Se ha instalado un tropismo psicológico que conceptúa el cuidado como la asistencia al otro en exclusivos episodios de adversidad. El cuidado se relee como una fuerza de oposición a los sinsabores con los que la vida desordena nuestros propósitos o el itinerario pronosticado para nuestra biografía. Se entiende así que solamos emparejarlo con apaciguar los contratiempos más lóbregos con los que la vida ostenta jerarquía sobre nuestra existencia. Cuidamos al otro o nos cuidan a nosotros cuando una enfermedad sitia el organismo, cuando se avería alguna parte del cuerpo que interrumpe la autonomía, cuando la carne anciana convoca a la decrepitud o a la finitud, cuando nos vemos rodeados por la precariedad y la indefensión, cuando algo o alguien nos magulla el alma, cuando la reiterada violación de expectativas nos despierta peligrosísima astenia existencial. Sintetizando. El cuidado es el encargado de mitigar la miserias con las que ineluctablemente la vida ensucia o ensuciará nuestra estancia en el mundo. Me atrevería a decir que es sobre todo un suministrador de tranquilidad, el tesoro más preciado por cualquier ser vivo con capacidad de hacer predicciones.

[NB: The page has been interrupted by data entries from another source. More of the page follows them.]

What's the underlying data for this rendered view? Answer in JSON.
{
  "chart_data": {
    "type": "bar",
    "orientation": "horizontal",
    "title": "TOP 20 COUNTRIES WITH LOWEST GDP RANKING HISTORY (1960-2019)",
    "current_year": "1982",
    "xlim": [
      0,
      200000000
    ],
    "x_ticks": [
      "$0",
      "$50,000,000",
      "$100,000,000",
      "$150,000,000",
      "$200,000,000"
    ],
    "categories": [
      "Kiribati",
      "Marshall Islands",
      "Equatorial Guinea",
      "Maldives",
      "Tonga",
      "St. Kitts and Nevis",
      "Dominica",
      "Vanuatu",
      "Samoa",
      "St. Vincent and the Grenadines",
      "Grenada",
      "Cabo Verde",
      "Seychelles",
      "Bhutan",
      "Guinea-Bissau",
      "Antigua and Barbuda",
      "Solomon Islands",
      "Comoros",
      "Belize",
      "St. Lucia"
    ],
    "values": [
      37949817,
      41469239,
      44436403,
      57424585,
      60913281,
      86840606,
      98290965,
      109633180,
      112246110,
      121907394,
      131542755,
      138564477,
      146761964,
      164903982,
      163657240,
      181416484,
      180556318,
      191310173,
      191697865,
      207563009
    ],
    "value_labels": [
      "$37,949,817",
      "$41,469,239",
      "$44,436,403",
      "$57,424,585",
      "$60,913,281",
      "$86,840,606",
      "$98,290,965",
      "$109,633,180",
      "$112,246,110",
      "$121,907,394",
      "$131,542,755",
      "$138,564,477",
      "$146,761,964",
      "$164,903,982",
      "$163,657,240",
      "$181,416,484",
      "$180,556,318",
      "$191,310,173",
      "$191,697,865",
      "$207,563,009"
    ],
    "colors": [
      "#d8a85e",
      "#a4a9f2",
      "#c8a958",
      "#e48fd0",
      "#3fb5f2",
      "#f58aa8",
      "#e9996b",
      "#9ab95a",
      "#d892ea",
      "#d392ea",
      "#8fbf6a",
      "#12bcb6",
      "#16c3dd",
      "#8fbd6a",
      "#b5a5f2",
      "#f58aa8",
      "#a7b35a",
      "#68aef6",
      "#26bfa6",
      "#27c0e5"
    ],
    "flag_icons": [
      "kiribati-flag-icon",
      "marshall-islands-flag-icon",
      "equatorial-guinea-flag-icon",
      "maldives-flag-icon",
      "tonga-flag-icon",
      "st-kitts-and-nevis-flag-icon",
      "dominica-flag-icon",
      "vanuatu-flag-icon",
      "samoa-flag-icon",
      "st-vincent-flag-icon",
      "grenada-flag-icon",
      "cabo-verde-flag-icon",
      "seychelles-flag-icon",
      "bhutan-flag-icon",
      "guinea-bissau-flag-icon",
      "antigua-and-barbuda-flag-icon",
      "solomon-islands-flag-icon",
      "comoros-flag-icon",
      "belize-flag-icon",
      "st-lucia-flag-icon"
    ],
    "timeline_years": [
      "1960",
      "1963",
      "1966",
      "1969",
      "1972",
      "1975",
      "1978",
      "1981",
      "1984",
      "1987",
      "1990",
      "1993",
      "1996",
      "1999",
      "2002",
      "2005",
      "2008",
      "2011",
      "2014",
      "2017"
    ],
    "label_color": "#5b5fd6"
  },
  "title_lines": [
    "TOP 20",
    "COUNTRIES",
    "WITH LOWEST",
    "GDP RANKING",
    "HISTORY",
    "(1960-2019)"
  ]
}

Esta orientación unidireccional del cuidar escamotea las experiencias del gozo y el disfrute, aparta cualquier vestigio de alegría entre las tareas del cuidado. Existe una expresión coloquial que a mí me hace mucha gracia y que confirma esta unidimensionalidad: «Si te encuentras mal, sabes que puedes contar conmigo». Ante una invitación así, yo suelo responder: «Y si me encuentro bien, ¿también puedo contar contigo?». El matiz no es ocioso. Muchas personas sólo prestan cuidado para amortiguar la tristeza, pero lo repliegan para la alegría. Acuden a sedar la desgracia, pero no a propiciar la gracia. El sentimiento de la compasión nos enseña a diario que compartir la pena diezma la pena, pero compartir la alegría multiplica la alegría. El cuidado también es participar o hacer partícipe al otro de esta prodigiosa multiplicación. Iré más lejos todavía.  En el ensayo La capital del mundo es nosotros (ver) postulo que «cuidar al otro es hacerle poseedor de los Derechos Humanos, prestarle atención, expresar afecto, recepcionar su cariño y devolvérselo, establecer estructuras de equidad, compartir, hablar, hacer, reír, llorar, jugar, degustarse, mejorarse, ampliarse, compadecerse, ayudarse, solidarizarse, respetarse, considerarse, reconocerse, dignificarse». Se pueden añadir más verbos. Todos relacionados con la experiencia del goce y la conservación de la tranquilidad, todos vinculados con el ideal de vida que nos gustaría vivir. No hay mayor cuidado posible.